If elongated clusters are allowed (see the single linkage dendrogram in Fig. 5.2), other elements merge so that only three clusters are classified: G1 = (3, 12, 13, 7, 11, 9) which refer to the Faculties strongly related to professional skills and vocational education, G2 = (2, 4, 5, 10, 6) which includes the Faculties related to humanities and arts, and G3 = (1, 8) which includes two Faculties with a marked specialization. Figure 5.3 shows the estimated rating distributions belonging to each group.
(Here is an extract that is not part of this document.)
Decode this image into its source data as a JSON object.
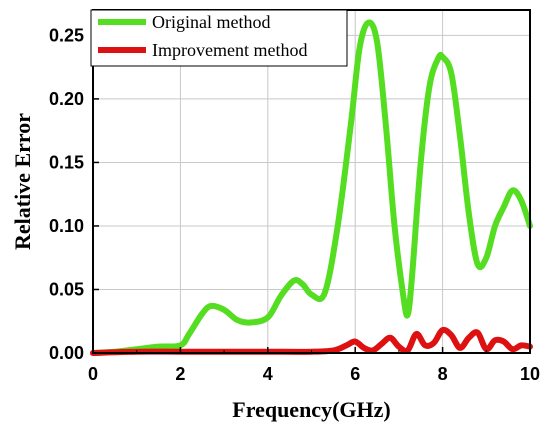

It is evident that KL-divergence is able to discriminate between distributions which apparently are characterized by similar overall pattern.

The representation of the CUB models in the parameter space (Fig. 5.1) shows that the resulting clusters (from G 1 to G 3) are ordered according to the π estimates, that is in terms of decreasing uncertainty. Furthermore, due to the specific shape of the rating distributions, this fact reflects the ordering of the groups in terms of increasing probability of positive judgements (which are 0.62, 0.73 and 0.74, respectively).

Fig. 5.4
figure 5_4_191533_1_En

Dendrogram by complete linkage method

It is not surprising that students attending Faculties in G 1 find the judgement of this item is more problematic with respect to the other two groups. As a matter of facts, students of those Faculties are generally more demanding. In addition, on the one hand the related disciplines are very technical and less fascinating, on the other a number of instructors are not specifically trained for classroom teaching practice since they are involved in professional activities.

In Figure 5.4, the dendrograms of the remaining items are illustrated. In order to facilitate the reading, due to the presence of extreme divergences, the joining level of extreme points has been rescaled. The horizontal line helps to detect the groups identified by cutting the unscaled dendrogram according to the criterion described in the previous section.

Some behaviours are worth of comments. Firstly, the clustering of the rating distributions concerning instructors’ ability to explain concepts clearly reveals the presence of several isolated Faculties and few small groups. This may be due to the fact that “clarity” is a very personal trait of instructors, and in addition it may depend to some extent by the nature of disciplines. It is, therefore, unlikely that large clusters can be recognized at the considered level of aggregation.

From the comparison, other distinctive characteristics emerge. Faculties (6) and (13) are generally isolated. The former achieves the highest probability of positive judgements with respect to the others whereas the latter attain the lowest one. Moreover, (3) is generally close to (7) for most items confirming the partial overlapping of the two Faculties with respect to the scientific areas which the instructors are related to. Furthermore, (4), (9), (10) and (11) show many similarities with respect to various items. The Faculties (8) and (1) seem to share a common behaviour of the students rating distributions on two organizational aspects, “time table respect” and “availability outside of class”. Finally, (2) and (10) receive similar evaluation on “clarity”, “time table respect” and “adequacy of textbooks”, but they belong to different groups with respect to the other two items which instead concern the interaction with students.

6 Final Remarks

In this chapter an approach to ordinal data clustering based on KL divergence has been presented. The proposed technique helps the identification of similarities in the behaviour of groups of judges when they are asked to express their ratings on a set of items. Specifically, the technique is able to discriminate the scores distributions even when the latter are apparently characterized by similar overall patterns. Moreover, combining the hypotheses testing based on KL divergence with the clustering technique adds further strength to the identification of groups.